Les aides-soignants et infirmiers en psychiatrie
Il y a de tout : de la connasse à la putain de sa race d’aides-soignantes, jusqu’aux chefaillons de merde gueulards, de vrais teckels pour certains de ces cadres de santé. Dans la majorité des cas, j’ai eu affaire à de vrais professionnels. Les soignants sont de vrais bourreaux de travail pour pas un rond. La paye est très maigre, ils prennent souvent de sacrés risques.
FAIT DIVERS – Un homme de 20 ans, hospitalisé au Centre hospitalier Nord Deux-Sèvres à Thouars, a mortellement blessé une infirmière au thorax jeudi alors qu’il tentait de partir de l’unité psychiatrique. Le suspect a été mis en examen le vendredi.

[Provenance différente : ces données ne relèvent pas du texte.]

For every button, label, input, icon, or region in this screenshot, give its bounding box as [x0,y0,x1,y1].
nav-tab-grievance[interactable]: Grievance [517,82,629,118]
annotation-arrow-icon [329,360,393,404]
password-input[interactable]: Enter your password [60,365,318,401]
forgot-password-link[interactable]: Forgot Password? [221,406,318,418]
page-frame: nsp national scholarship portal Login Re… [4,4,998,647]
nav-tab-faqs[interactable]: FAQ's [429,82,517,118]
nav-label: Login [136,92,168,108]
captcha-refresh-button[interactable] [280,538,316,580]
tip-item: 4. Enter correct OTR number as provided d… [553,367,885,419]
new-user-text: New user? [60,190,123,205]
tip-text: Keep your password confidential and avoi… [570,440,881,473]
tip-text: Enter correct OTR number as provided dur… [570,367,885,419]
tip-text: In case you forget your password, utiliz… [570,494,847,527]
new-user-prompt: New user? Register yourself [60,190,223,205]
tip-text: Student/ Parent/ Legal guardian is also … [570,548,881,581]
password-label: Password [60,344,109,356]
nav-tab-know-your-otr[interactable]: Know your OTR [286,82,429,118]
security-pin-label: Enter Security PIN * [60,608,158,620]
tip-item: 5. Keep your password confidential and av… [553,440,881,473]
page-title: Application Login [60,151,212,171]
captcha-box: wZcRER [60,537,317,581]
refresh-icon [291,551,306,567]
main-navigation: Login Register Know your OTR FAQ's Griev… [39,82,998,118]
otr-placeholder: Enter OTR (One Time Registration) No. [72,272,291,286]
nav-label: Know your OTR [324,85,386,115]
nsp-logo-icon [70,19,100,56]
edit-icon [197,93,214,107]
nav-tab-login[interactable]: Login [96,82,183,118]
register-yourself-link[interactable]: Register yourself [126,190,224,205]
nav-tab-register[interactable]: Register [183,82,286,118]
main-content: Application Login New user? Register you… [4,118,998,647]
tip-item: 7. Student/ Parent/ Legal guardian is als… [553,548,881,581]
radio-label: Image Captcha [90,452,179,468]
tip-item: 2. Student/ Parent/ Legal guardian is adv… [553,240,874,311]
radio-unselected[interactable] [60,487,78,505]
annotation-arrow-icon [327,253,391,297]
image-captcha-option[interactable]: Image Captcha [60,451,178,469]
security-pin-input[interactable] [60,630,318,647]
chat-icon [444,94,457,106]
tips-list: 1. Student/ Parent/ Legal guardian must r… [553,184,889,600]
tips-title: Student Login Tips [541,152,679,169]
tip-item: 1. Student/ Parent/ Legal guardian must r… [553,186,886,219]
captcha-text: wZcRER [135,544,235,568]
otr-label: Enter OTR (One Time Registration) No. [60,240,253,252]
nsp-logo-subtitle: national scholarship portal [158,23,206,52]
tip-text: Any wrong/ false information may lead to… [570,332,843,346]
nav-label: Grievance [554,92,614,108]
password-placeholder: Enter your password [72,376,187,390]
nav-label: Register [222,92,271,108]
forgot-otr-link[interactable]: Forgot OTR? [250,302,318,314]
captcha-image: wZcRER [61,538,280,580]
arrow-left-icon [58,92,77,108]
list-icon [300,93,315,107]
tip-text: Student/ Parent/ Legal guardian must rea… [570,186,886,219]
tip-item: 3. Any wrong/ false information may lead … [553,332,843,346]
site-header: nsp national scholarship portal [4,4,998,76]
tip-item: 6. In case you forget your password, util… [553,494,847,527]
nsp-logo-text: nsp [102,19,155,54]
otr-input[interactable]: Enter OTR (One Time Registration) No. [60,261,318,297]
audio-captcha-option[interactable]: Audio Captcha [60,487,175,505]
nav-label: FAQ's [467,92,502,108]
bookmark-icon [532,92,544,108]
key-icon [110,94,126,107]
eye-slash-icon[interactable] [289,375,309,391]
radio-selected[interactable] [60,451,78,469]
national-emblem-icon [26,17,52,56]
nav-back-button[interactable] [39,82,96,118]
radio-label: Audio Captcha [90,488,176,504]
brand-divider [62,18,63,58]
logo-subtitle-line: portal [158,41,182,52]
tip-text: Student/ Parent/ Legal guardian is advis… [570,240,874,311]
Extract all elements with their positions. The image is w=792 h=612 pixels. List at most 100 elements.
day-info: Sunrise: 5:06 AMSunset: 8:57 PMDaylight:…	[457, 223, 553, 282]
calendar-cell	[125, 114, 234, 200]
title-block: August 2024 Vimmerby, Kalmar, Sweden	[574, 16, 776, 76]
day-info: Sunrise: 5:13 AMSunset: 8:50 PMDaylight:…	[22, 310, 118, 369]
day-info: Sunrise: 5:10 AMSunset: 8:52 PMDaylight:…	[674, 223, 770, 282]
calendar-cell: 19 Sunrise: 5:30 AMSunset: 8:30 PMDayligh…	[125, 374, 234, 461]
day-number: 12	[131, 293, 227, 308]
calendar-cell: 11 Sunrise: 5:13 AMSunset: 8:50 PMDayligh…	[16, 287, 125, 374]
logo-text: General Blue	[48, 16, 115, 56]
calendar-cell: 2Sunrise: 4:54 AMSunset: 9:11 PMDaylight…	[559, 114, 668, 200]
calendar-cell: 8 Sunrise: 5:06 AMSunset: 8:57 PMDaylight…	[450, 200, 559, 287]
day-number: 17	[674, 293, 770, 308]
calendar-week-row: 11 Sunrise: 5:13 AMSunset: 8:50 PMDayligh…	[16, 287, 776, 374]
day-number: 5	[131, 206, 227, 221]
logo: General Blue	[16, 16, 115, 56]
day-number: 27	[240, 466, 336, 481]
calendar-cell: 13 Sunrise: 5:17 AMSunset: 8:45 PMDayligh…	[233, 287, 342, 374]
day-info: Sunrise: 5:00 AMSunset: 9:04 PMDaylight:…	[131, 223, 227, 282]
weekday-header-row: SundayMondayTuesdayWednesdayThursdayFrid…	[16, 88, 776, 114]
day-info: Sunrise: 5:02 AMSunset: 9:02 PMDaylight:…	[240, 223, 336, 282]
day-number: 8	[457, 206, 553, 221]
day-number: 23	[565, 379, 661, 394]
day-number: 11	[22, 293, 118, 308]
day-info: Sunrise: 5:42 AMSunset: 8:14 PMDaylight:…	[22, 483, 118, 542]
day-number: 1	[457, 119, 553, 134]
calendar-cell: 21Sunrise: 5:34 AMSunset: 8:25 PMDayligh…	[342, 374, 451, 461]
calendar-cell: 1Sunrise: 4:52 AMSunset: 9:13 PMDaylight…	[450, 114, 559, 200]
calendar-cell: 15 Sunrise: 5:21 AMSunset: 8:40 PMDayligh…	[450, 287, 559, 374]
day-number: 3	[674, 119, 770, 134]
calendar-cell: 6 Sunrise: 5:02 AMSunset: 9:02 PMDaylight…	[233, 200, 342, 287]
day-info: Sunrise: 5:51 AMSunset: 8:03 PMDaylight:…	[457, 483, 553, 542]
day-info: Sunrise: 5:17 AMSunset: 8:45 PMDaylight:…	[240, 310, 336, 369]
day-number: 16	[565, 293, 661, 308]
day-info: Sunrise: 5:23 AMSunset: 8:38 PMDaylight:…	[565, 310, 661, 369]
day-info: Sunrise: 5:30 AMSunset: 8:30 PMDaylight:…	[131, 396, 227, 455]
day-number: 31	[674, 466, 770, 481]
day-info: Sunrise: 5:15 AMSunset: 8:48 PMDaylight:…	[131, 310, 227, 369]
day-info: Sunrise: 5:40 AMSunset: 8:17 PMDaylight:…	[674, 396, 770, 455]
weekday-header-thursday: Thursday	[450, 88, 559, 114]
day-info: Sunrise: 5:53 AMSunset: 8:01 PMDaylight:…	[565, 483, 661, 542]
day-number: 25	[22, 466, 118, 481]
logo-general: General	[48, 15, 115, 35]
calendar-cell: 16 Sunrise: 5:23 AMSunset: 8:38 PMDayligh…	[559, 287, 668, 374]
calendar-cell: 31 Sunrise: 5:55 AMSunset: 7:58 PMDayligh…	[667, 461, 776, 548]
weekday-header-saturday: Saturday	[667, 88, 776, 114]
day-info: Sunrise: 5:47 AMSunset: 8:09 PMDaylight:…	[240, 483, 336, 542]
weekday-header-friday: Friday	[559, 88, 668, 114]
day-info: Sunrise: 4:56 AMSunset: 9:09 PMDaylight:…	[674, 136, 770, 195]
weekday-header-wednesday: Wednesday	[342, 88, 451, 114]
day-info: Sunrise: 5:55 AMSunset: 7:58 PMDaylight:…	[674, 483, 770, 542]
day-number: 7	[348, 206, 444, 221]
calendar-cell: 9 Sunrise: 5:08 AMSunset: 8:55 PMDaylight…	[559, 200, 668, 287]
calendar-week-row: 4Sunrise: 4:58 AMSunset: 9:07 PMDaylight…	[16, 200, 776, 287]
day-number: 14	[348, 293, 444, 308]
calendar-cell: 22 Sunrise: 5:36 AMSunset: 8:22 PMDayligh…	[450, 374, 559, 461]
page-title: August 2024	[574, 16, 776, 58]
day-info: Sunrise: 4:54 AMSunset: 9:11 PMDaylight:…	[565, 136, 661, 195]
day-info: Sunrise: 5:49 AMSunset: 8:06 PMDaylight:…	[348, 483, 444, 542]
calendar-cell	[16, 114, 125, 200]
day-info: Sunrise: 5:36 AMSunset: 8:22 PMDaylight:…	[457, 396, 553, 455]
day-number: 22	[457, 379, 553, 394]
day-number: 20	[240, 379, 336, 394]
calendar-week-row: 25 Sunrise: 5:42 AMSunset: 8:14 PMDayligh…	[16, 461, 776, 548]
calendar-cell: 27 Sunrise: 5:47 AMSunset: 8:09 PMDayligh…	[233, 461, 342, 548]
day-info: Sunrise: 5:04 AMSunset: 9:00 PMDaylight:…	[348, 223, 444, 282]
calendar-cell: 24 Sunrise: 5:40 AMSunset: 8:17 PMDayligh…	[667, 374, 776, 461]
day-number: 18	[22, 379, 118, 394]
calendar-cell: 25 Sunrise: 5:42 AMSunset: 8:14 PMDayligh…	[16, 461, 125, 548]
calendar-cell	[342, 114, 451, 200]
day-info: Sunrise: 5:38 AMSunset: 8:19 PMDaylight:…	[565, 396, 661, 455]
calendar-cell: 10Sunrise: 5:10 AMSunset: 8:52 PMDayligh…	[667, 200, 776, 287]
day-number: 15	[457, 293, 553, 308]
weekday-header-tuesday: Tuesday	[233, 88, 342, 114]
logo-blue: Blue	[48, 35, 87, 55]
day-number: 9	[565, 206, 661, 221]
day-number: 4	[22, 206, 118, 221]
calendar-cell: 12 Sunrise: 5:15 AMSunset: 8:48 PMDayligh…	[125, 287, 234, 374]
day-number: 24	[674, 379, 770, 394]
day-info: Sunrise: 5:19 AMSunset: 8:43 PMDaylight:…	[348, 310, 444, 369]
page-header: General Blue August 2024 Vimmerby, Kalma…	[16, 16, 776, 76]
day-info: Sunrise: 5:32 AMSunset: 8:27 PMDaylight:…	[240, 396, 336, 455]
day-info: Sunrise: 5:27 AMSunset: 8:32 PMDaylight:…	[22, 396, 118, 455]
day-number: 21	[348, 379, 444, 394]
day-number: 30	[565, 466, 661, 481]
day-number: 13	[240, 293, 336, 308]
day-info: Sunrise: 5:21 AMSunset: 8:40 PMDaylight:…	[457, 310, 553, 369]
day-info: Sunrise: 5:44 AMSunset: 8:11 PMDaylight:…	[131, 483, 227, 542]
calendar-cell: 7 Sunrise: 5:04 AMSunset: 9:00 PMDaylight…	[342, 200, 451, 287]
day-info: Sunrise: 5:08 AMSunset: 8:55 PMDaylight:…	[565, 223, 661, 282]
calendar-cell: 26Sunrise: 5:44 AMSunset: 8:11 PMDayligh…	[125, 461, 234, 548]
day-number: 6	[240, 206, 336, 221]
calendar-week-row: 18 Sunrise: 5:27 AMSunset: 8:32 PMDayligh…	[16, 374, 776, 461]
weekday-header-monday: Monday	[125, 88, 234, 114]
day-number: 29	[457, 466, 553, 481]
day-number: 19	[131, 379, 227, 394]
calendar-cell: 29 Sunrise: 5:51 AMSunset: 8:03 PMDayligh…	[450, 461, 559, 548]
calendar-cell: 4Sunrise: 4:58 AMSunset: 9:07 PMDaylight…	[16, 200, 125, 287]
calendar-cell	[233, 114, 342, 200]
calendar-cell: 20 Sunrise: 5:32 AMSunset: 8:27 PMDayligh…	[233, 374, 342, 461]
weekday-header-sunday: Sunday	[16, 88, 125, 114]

Un meurtre en exemple, d’un patient de 20 ans qui a tué une infirmière. — LCI
Mis à part deux ou trois travaux (médicaments, piqûres, etc.), il n’y a pas de grande différence entre une infirmière et un aide-soignant, au masculin ou au féminin. Sauf le salaire : l’un touche plus que l’autre. Les A.S. torchent aussi des culs, et ne sont bien sûr pas vraiment remerciés niveau salaire. Un psychiatre peut être payé à chaque séance pour une simple poignée de main donnée à un patient ; en revanche, les A.S. peuvent nettoyer 100 culs ou un seul, c’est la même rémunération pour elles. Il n’y a que la vérité qui blesse en psychiatrie ou ailleurs ! Oui, je suis vulgaire et dur comme un poteau d’incendie arrosé d’urine de chien au quotidien, mais à qui la faute ?
La fin en psychiatrie
Voilà, c’est écrit, je ne peux plus revenir en arrière. J’ai sûrement omis des détails très importants, mais je suis obligé de m’arrêter car je suis très fatigué par ce texte pavé de tant de mots ou maux. Vous devez l’être aussi, éreinté.